It has been scientifically proven that music is good for your health

Did you know ? Music not only softens morale, it is also a powerful ally for our health. Listening and practicing the fourth art not only improves our mental well-being, but also our cerebral plasticity and our cognitive abilities. decryption.

No one (or almost) is insensitive to the power of music. When preferences vary, the fourth art touches us deep in our hearts…and our brains. This is why listening to and practicing music is increasingly advocated by the medical community. And this from an early age. Studies have shown that music acts as a neurostimulant in babies, and especially in premature babies.

Swiss researchers at the University Hospital of Geneva have found that music promotes the development of sensory and cognitive functions in these newborns. To arrive at this conclusion, the scientists commissioned composer Andreas Vollenweider to create three melodies to accompany babies waking up, waking up, and falling asleep. They found that the neural networks of babies exposed to these songs developed more efficiently than those of other preemies.

The impact of music on the cognitive and executive functions of our brains no longer needs to be proven, especially in children. Recent discoveries show that the fourth art modifies the brain’s biochemical processes by improving brain plasticity. This would explain why it has beneficial effects on the intellectual development of toddlers.

The work of Christina Zhao and Patricia Kuhl, two researchers from the Institute for Learning and Brain Sciences at the University of Washington, confirmed this as early as 2016. They found, with medical neuroimaging to back it up, that listening to music influences the development of speech learning. . skills in babies.

“We know that babies learn quickly from a wide variety of experiences and we believe that music can be an important experience that can influence their brain development.”

Christina Zhao on CBS News

Playing Music, “A Complete Calling of the Brain”

This beneficial effect on brain plasticity extends over childhood and adult life. The practice of an instrument would thus make it possible to develop its intelligence quotient (IQ) more quickly. A team of researchers, led by experts from Stanford University School of Medicine, studied the cognitive functions of 153 musicians and non-musicians. She found a significant difference in the brain structure of musicians who started playing an instrument at a young age, be it piano, clarinet, trumpet or violin. The latter have stronger brain connections than those who started musical training late.

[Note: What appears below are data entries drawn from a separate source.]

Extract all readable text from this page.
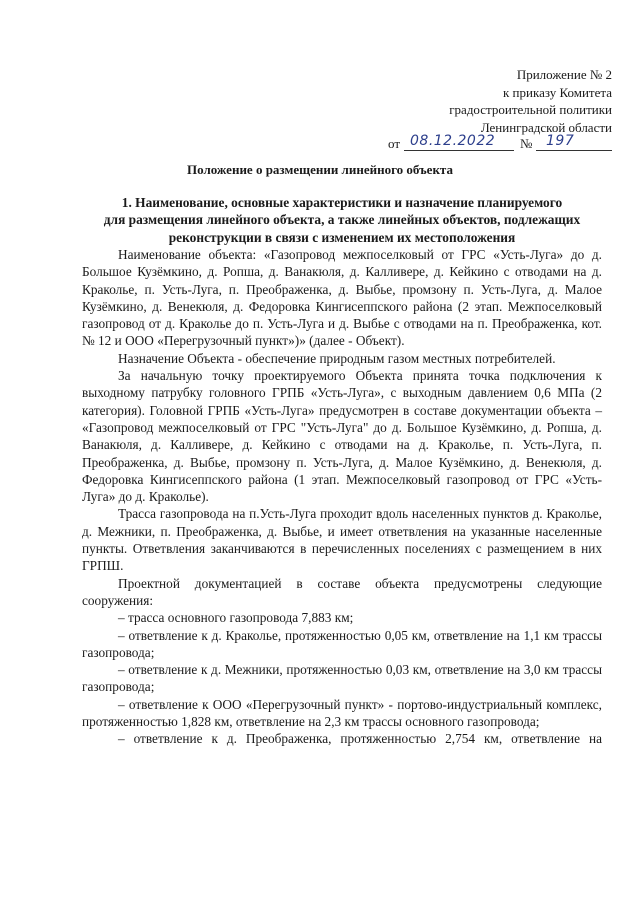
Приложение № 2
к приказу Комитета
градостроительной политики
Ленинградской области
от 08.12.2022 № 197
Положение о размещении линейного объекта
1. Наименование, основные характеристики и назначение планируемого
для размещения линейного объекта, а также линейных объектов, подлежащих
реконструкции в связи с изменением их местоположения

Наименование объекта: «Газопровод межпоселковый от ГРС «Усть-Луга» до д. Большое Кузёмкино, д. Ропша, д. Ванакюля, д. Калливере, д. Кейкино с отводами на д. Краколье, п. Усть-Луга, п. Преображенка, д. Выбье, промзону п. Усть-Луга, д. Малое Кузёмкино, д. Венекюля, д. Федоровка Кингисеппского района (2 этап. Межпоселковый газопровод от д. Краколье до п. Усть-Луга и д. Выбье с отводами на п. Преображенка, кот. № 12 и ООО «Перегрузочный пункт»)» (далее - Объект).

Назначение Объекта - обеспечение природным газом местных потребителей.

За начальную точку проектируемого Объекта принята точка подключения к выходному патрубку головного ГРПБ «Усть-Луга», с выходным давлением 0,6 МПа (2 категория). Головной ГРПБ «Усть-Луга» предусмотрен в составе документации объекта – «Газопровод межпоселковый от ГРС "Усть-Луга" до д. Большое Кузёмкино, д. Ропша, д. Ванакюля, д. Калливере, д. Кейкино с отводами на д. Краколье, п. Усть-Луга, п. Преображенка, д. Выбье, промзону п. Усть-Луга, д. Малое Кузёмкино, д. Венекюля, д. Федоровка Кингисеппского района (1 этап. Межпоселковый газопровод от ГРС «Усть-Луга» до д. Краколье).

Трасса газопровода на п.Усть-Луга проходит вдоль населенных пунктов д. Краколье, д. Межники, п. Преображенка, д. Выбье, и имеет ответвления на указанные населенные пункты. Ответвления заканчиваются в перечисленных поселениях с размещением в них ГРПШ.

Проектной документацией в составе объекта предусмотрены следующие сооружения:

– трасса основного газопровода 7,883 км;

– ответвление к д. Краколье, протяженностью 0,05 км, ответвление на 1,1 км трассы газопровода;

– ответвление к д. Межники, протяженностью 0,03 км, ответвление на 3,0 км трассы газопровода;

– ответвление к ООО «Перегрузочный пункт» - портово-индустриальный комплекс, протяженностью 1,828 км, ответвление на 2,3 км трассы основного газопровода;

– ответвление к д. Преображенка, протяженностью 2,754 км, ответвление на
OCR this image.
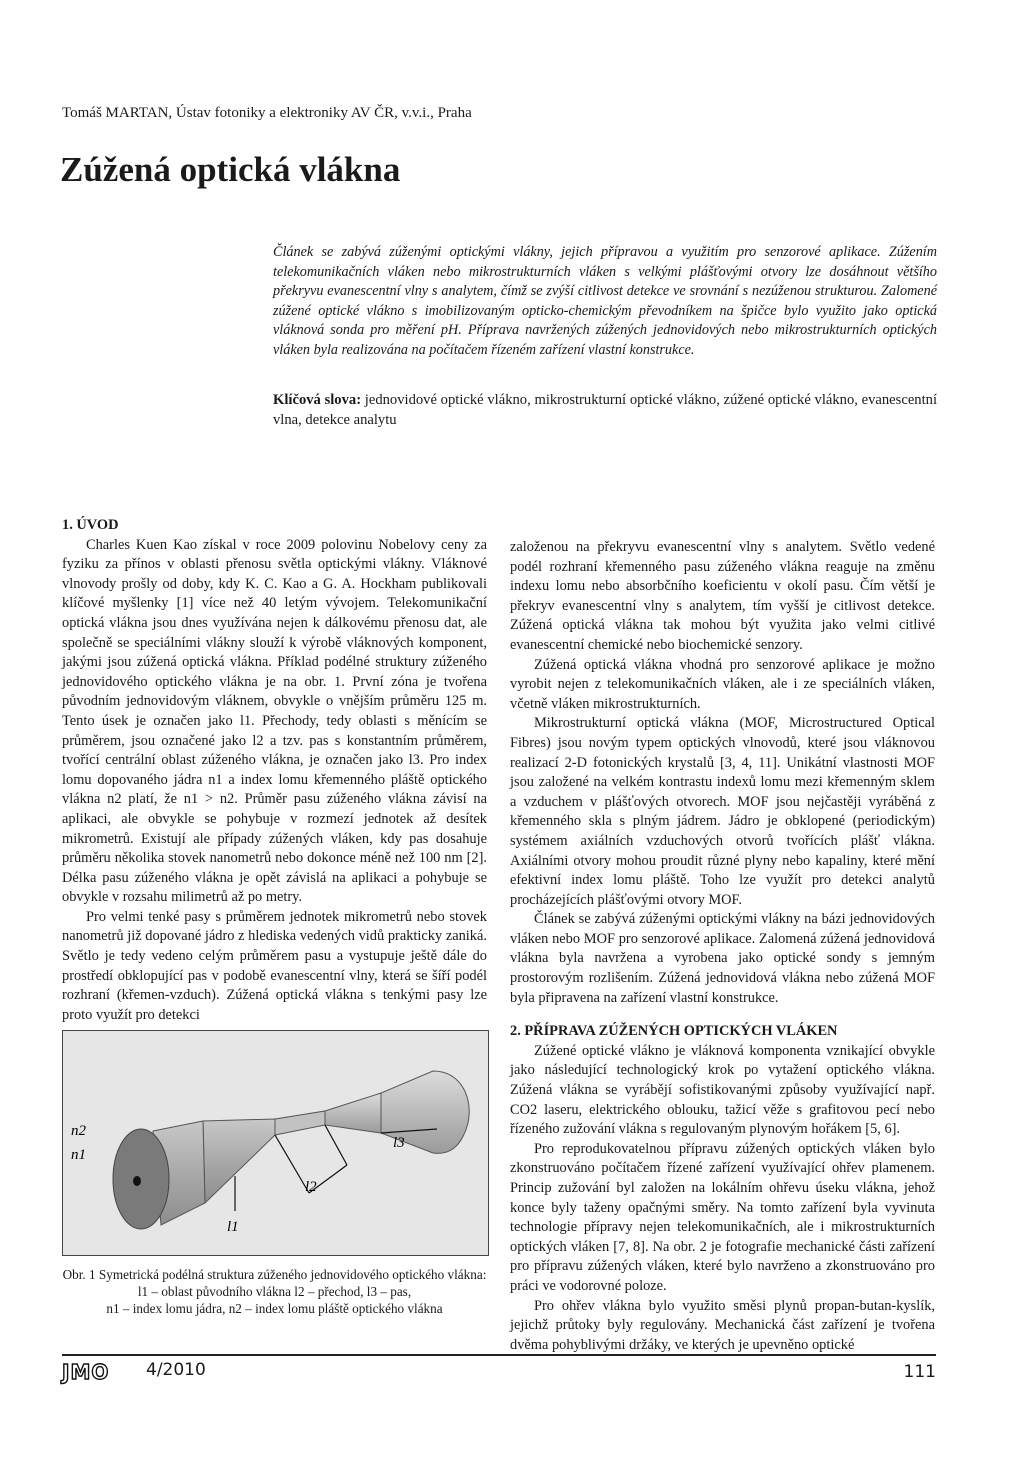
Tomáš MARTAN, Ústav fotoniky a elektroniky AV ČR, v.v.i., Praha
Zúžená optická vlákna
Článek se zabývá zúženými optickými vlákny, jejich přípravou a využitím pro senzorové aplikace. Zúžením telekomunikačních vláken nebo mikrostrukturních vláken s velkými plášťovými otvory lze dosáhnout většího překryvu evanescentní vlny s analytem, čímž se zvýší citlivost detekce ve srovnání s nezúženou strukturou. Zalomené zúžené optické vlákno s imobilizovaným opticko-chemickým převodníkem na špičce bylo využito jako optická vláknová sonda pro měření pH. Příprava navržených zúžených jednovidových nebo mikrostrukturních optických vláken byla realizována na počítačem řízeném zařízení vlastní konstrukce.
Klíčová slova: jednovidové optické vlákno, mikrostrukturní optické vlákno, zúžené optické vlákno, evanescentní vlna, detekce analytu
1. ÚVOD

Charles Kuen Kao získal v roce 2009 polovinu Nobelovy ceny za fyziku za přínos v oblasti přenosu světla optickými vlákny. Vláknové vlnovody prošly od doby, kdy K. C. Kao a G. A. Hockham publikovali klíčové myšlenky [1] více než 40 letým vývojem. Telekomunikační optická vlákna jsou dnes využívána nejen k dálkovému přenosu dat, ale společně se speciálními vlákny slouží k výrobě vláknových komponent, jakými jsou zúžená optická vlákna. Příklad podélné struktury zúženého jednovidového optického vlákna je na obr. 1. První zóna je tvořena původním jednovidovým vláknem, obvykle o vnějším průměru 125 m. Tento úsek je označen jako l1. Přechody, tedy oblasti s měnícím se průměrem, jsou označené jako l2 a tzv. pas s konstantním průměrem, tvořící centrální oblast zúženého vlákna, je označen jako l3. Pro index lomu dopovaného jádra n1 a index lomu křemenného pláště optického vlákna n2 platí, že n1 > n2. Průměr pasu zúženého vlákna závisí na aplikaci, ale obvykle se pohybuje v rozmezí jednotek až desítek mikrometrů. Existují ale případy zúžených vláken, kdy pas dosahuje průměru několika stovek nanometrů nebo dokonce méně než 100 nm [2]. Délka pasu zúženého vlákna je opět závislá na aplikaci a pohybuje se obvykle v rozsahu milimetrů až po metry.

Pro velmi tenké pasy s průměrem jednotek mikrometrů nebo stovek nanometrů již dopované jádro z hlediska vedených vidů prakticky zaniká. Světlo je tedy vedeno celým průměrem pasu a vystupuje ještě dále do prostředí obklopující pas v podobě evanescentní vlny, která se šíří podél rozhraní (křemen-vzduch). Zúžená optická vlákna s tenkými pasy lze proto využít pro detekci

n2
n1
l1
l2
l3
Obr. 1 Symetrická podélná struktura zúženého jednovidového optického vlákna:
l1 – oblast původního vlákna l2 – přechod, l3 – pas,
n1 – index lomu jádra, n2 – index lomu pláště optického vlákna

založenou na překryvu evanescentní vlny s analytem. Světlo vedené podél rozhraní křemenného pasu zúženého vlákna reaguje na změnu indexu lomu nebo absorbčního koeficientu v okolí pasu. Čím větší je překryv evanescentní vlny s analytem, tím vyšší je citlivost detekce. Zúžená optická vlákna tak mohou být využita jako velmi citlivé evanescentní chemické nebo biochemické senzory.

Zúžená optická vlákna vhodná pro senzorové aplikace je možno vyrobit nejen z telekomunikačních vláken, ale i ze speciálních vláken, včetně vláken mikrostrukturních.

Mikrostrukturní optická vlákna (MOF, Microstructured Optical Fibres) jsou novým typem optických vlnovodů, které jsou vláknovou realizací 2-D fotonických krystalů [3, 4, 11]. Unikátní vlastnosti MOF jsou založené na velkém kontrastu indexů lomu mezi křemenným sklem a vzduchem v plášťových otvorech. MOF jsou nejčastěji vyráběná z křemenného skla s plným jádrem. Jádro je obklopené (periodickým) systémem axiálních vzduchových otvorů tvořících plášť vlákna. Axiálními otvory mohou proudit různé plyny nebo kapaliny, které mění efektivní index lomu pláště. Toho lze využít pro detekci analytů procházejících plášťovými otvory MOF.

Článek se zabývá zúženými optickými vlákny na bázi jednovidových vláken nebo MOF pro senzorové aplikace. Zalomená zúžená jednovidová vlákna byla navržena a vyrobena jako optické sondy s jemným prostorovým rozlišením. Zúžená jednovidová vlákna nebo zúžená MOF byla připravena na zařízení vlastní konstrukce.

2. PŘÍPRAVA ZÚŽENÝCH OPTICKÝCH VLÁKEN

Zúžené optické vlákno je vláknová komponenta vznikající obvykle jako následující technologický krok po vytažení optického vlákna. Zúžená vlákna se vyrábějí sofistikovanými způsoby využívající např. CO2 laseru, elektrického oblouku, tažicí věže s grafitovou pecí nebo řízeného zužování vlákna s regulovaným plynovým hořákem [5, 6].

Pro reprodukovatelnou přípravu zúžených optických vláken bylo zkonstruováno počítačem řízené zařízení využívající ohřev plamenem. Princip zužování byl založen na lokálním ohřevu úseku vlákna, jehož konce byly taženy opačnými směry. Na tomto zařízení byla vyvinuta technologie přípravy nejen telekomunikačních, ale i mikrostrukturních optických vláken [7, 8]. Na obr. 2 je fotografie mechanické části zařízení pro přípravu zúžených vláken, které bylo navrženo a zkonstruováno pro práci ve vodorovné poloze.

Pro ohřev vlákna bylo využito směsi plynů propan-butan-kyslík, jejichž průtoky byly regulovány. Mechanická část zařízení je tvořena dvěma pohyblivými držáky, ve kterých je upevněno optické

JMO 4/2010	111
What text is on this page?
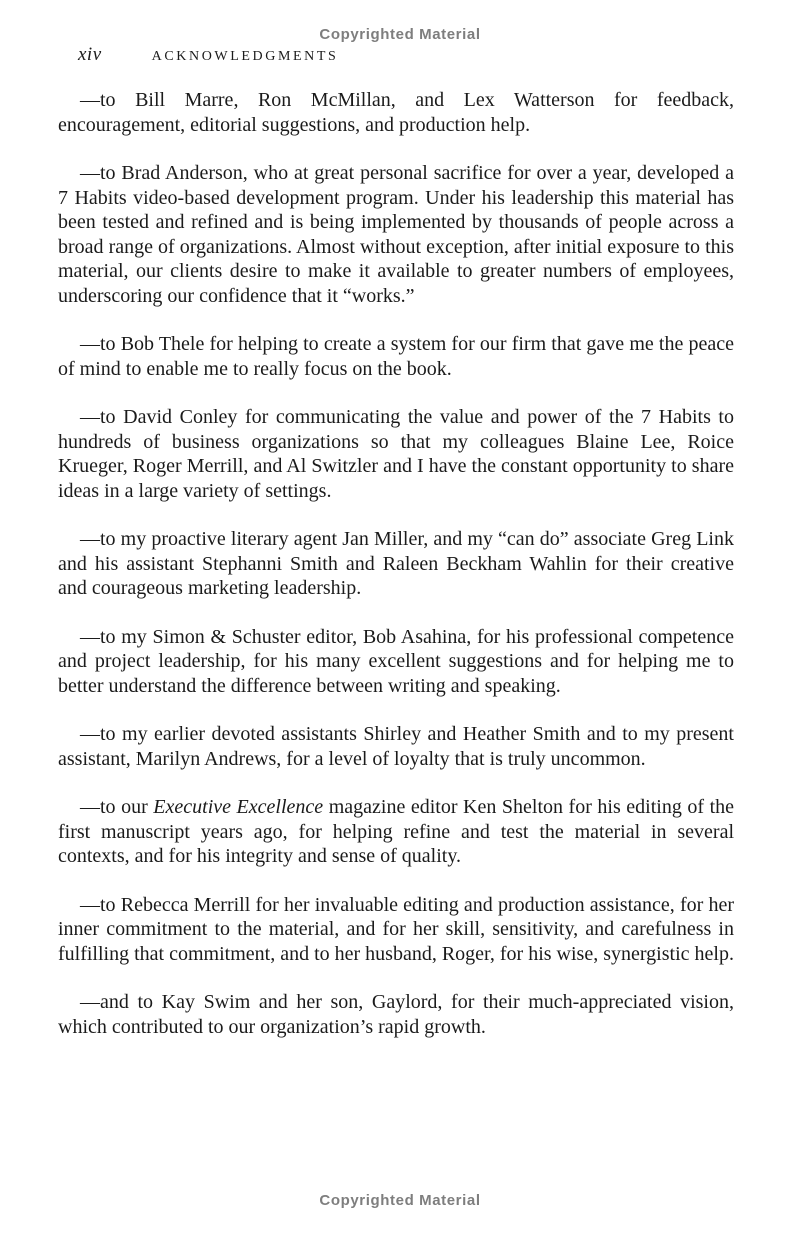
Copyrighted Material
xiv	ACKNOWLEDGMENTS

—to Bill Marre, Ron McMillan, and Lex Watterson for feedback, encouragement, editorial suggestions, and production help.

—to Brad Anderson, who at great personal sacrifice for over a year, developed a 7 Habits video-based development program. Under his leadership this material has been tested and refined and is being implemented by thousands of people across a broad range of organizations. Almost without exception, after initial exposure to this material, our clients desire to make it available to greater numbers of employees, underscoring our confidence that it “works.”

—to Bob Thele for helping to create a system for our firm that gave me the peace of mind to enable me to really focus on the book.

—to David Conley for communicating the value and power of the 7 Habits to hundreds of business organizations so that my colleagues Blaine Lee, Roice Krueger, Roger Merrill, and Al Switzler and I have the constant opportunity to share ideas in a large variety of settings.

—to my proactive literary agent Jan Miller, and my “can do” associate Greg Link and his assistant Stephanni Smith and Raleen Beckham Wahlin for their creative and courageous marketing leadership.

—to my Simon & Schuster editor, Bob Asahina, for his professional competence and project leadership, for his many excellent suggestions and for helping me to better understand the difference between writing and speaking.

—to my earlier devoted assistants Shirley and Heather Smith and to my present assistant, Marilyn Andrews, for a level of loyalty that is truly uncommon.

—to our Executive Excellence magazine editor Ken Shelton for his editing of the first manuscript years ago, for helping refine and test the material in several contexts, and for his integrity and sense of quality.

—to Rebecca Merrill for her invaluable editing and production assistance, for her inner commitment to the material, and for her skill, sensitivity, and carefulness in fulfilling that commitment, and to her husband, Roger, for his wise, synergistic help.

—and to Kay Swim and her son, Gaylord, for their much-appreciated vision, which contributed to our organization’s rapid growth.

Copyrighted Material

For Anita Collins, a researcher specializing in brain development and musical learning, playing an instrument is the equivalent of:“a complete workout for the brain”. “Listening to music engages the brain in all sorts of interesting activities, but playing music makes the brain fully engaged”she explained in a Ted Talk conference in 2014.

“When playing an instrument, almost all areas of the brain are involved simultaneously, especially the visual cortex, the auditory cortex and the motor cortex. And as with all training, methodical and structured exercises strengthen these brain functions, allowing us to apply this power to other activities.”

One thing is certain, the more you practice an instrument, the more you benefit from these effects. But listening to music can also bring many benefits. First about mood regulation. Cognitive neuroscience claims that music provides a sense of pleasure by activating our reward circuitry. This system, set up by natural selection to regulate our desires and emotions, increases the release of dopamine, the famous “happiness hormone”† So much so that music is now used as a therapeutic tool in healthcare facilities.

The persistence of musical memory

Music therapy has also proven itself in treating stress and managing pain. There are more and more music workshops to help people with Parkinson’s disease, epilepsy and even migraines. A team of French, German and American researchers conducted the experiment with about twenty migraine patients. They offered them to listen to 20 minutes of music twice a day for three months. Result: Their migraine attacks are drastically spread out. In fact, half of the study participants said they had been cut in half.

The therapeutic virtues of music don’t stop there. Many works indicate that the fourth art stimulates almost all forms of memory, including in the elderly. Hervé Platel, professor of neuropsychology at the University of Caen, is one of the first researchers to observe the persistence of musical memory in the 1990s. He found that Alzheimer’s patients manage to learn new songs in a matter of weeks, while we thought their memory had been lost. And this, even at an advanced stage of the disease.

But despite all that, can we say that music perpetuates brain aging? Researchers remain cautious on the matter. However, they all agree on one point: listening to music, singing or playing an instrument has multiple benefits for overall cognitive functioning of the brain, at all ages. All the more reason to take advantage of the Fête de la Musique on June 21.